Monday, December 28, 2009


Ten years ago I spent a brief period of time living in London. I wasn't there for a long time, but I did have my own place, and I had to wash my laundry several times, so I've always said that I lived there. I was 'in college' but I wasn't going to school. I was just biding time, I suppose. I'd like to say that I had a great time hanging out in pubs and nightclubs, partying constantly, dropping X or whatever, but I didn't. I went to the local (and by local I mean 90 minute subway ride away - fucking London) avant garde cinema everyday, sometimes multiple times in one day, and I got to see dozens of films I'd always heard about but didn't have access to in 'The States'. I watched a lot of things like this and this and this and this, all of which enriched my life considerably.
One night they did a midnight screening of this movie:

Naturally, I had to go. As usual, I went alone and early, bought some popcorn and a beer, and claimed a seat. I relaxed, watched the commercials on the screen, and tried to ignore those that came into the theater after me, who all had dates, and friends, and shit like that, and were loud and boisterous, as a midnight screening would demand.
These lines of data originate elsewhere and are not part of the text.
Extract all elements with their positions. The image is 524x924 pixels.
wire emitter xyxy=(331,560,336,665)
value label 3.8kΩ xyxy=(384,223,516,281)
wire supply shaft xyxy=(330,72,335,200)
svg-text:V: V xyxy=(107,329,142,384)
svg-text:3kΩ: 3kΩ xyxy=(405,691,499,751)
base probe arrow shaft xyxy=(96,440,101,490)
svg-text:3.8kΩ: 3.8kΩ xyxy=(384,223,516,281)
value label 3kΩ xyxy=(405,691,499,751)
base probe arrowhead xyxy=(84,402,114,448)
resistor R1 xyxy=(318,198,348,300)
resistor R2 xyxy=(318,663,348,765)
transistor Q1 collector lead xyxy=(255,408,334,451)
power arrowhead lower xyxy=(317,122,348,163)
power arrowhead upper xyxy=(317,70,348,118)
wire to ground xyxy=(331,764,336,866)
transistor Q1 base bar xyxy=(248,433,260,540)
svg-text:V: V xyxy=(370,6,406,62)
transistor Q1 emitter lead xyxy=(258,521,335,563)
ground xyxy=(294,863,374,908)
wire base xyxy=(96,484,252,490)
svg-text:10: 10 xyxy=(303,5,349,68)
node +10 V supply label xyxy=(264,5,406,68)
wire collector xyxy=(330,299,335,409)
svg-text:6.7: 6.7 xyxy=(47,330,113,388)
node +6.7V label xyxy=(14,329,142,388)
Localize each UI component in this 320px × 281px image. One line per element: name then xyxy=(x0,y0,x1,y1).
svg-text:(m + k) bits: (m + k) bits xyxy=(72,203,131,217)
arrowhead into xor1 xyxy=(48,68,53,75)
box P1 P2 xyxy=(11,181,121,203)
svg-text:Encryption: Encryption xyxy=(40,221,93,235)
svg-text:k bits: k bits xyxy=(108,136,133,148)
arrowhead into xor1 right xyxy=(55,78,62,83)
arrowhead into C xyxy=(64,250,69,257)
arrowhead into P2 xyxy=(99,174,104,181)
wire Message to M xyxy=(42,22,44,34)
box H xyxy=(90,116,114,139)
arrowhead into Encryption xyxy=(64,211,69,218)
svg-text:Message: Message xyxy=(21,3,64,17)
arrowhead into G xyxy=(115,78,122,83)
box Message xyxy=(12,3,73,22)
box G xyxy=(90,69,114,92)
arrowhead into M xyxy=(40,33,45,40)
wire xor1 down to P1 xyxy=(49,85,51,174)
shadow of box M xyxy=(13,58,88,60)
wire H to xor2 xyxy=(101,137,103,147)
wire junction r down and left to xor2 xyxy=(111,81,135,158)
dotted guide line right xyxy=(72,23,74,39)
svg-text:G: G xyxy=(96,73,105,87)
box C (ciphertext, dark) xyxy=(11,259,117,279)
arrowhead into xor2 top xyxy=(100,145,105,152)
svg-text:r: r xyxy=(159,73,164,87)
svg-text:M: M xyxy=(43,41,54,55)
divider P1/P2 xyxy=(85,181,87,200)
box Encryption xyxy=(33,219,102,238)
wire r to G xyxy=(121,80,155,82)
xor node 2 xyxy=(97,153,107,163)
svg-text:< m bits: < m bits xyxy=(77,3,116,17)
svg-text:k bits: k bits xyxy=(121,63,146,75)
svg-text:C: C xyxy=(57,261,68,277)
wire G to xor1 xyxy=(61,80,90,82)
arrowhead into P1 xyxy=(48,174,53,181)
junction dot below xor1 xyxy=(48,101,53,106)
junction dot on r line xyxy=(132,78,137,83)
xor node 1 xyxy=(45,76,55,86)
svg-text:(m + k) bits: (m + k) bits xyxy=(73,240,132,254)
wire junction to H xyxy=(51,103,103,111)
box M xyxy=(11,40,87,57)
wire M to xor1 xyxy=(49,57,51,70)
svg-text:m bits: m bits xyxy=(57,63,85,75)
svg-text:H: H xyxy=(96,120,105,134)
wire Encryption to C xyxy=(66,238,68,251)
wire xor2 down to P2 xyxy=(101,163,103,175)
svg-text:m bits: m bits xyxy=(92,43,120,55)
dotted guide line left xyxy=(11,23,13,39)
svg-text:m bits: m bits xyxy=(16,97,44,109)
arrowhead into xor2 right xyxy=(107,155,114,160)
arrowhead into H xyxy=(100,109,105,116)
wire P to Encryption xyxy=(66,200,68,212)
And then this guy walked in:

That's right: Jeff Bridges. The Dude himself. No shit. He sat two rows behind me, on the aisle seat. I noticed him right away and kept looking back at him throughout the movie to see his reaction, which I was more interested in than the movie. He watched it with a sort of, I don't know, subdued glee, I guess. When the movie ended I followed him, which I admit is creepy, to the subway of all things. I was trying to think of something to say to him, but the phrase 'Excuse me, are you Jeff Bridges?" either never occurred to me or just seemed uncouth. Anyway, he started giving me strange looks so I figured I might as well just forget about it and I exited at the next stop.
This is a true story, but, again, has nothing to do with what I intended to post. Which is this:

Myles of Destruction was a Philadelphia based 'extreme metal' trio consisting of drums, bass, violin, and fucked up vocals. For me at least, such a description is advertisement enough. They existed from 1999-2004 (I think). To my knowledge they only released one official album Running Only Makes the Fire Worse which I've somehow managed to misplace. However, here is their first four song demo, Doom Town, recorded in 2001. It's weird and chaotic, difficult to classify, and a little scary, so I thought it might fit in here.



Shelby Cobras said...

Nice transition on that one!

PS Remind me to tell you about the time I took room service to Julianne Moore and Jeff Goldblum at some point (spoiler: they were boning on the sly).

JLollis said...
This comment has been removed by the author.
Ryan said...

Link is dead. Could you re-upload it?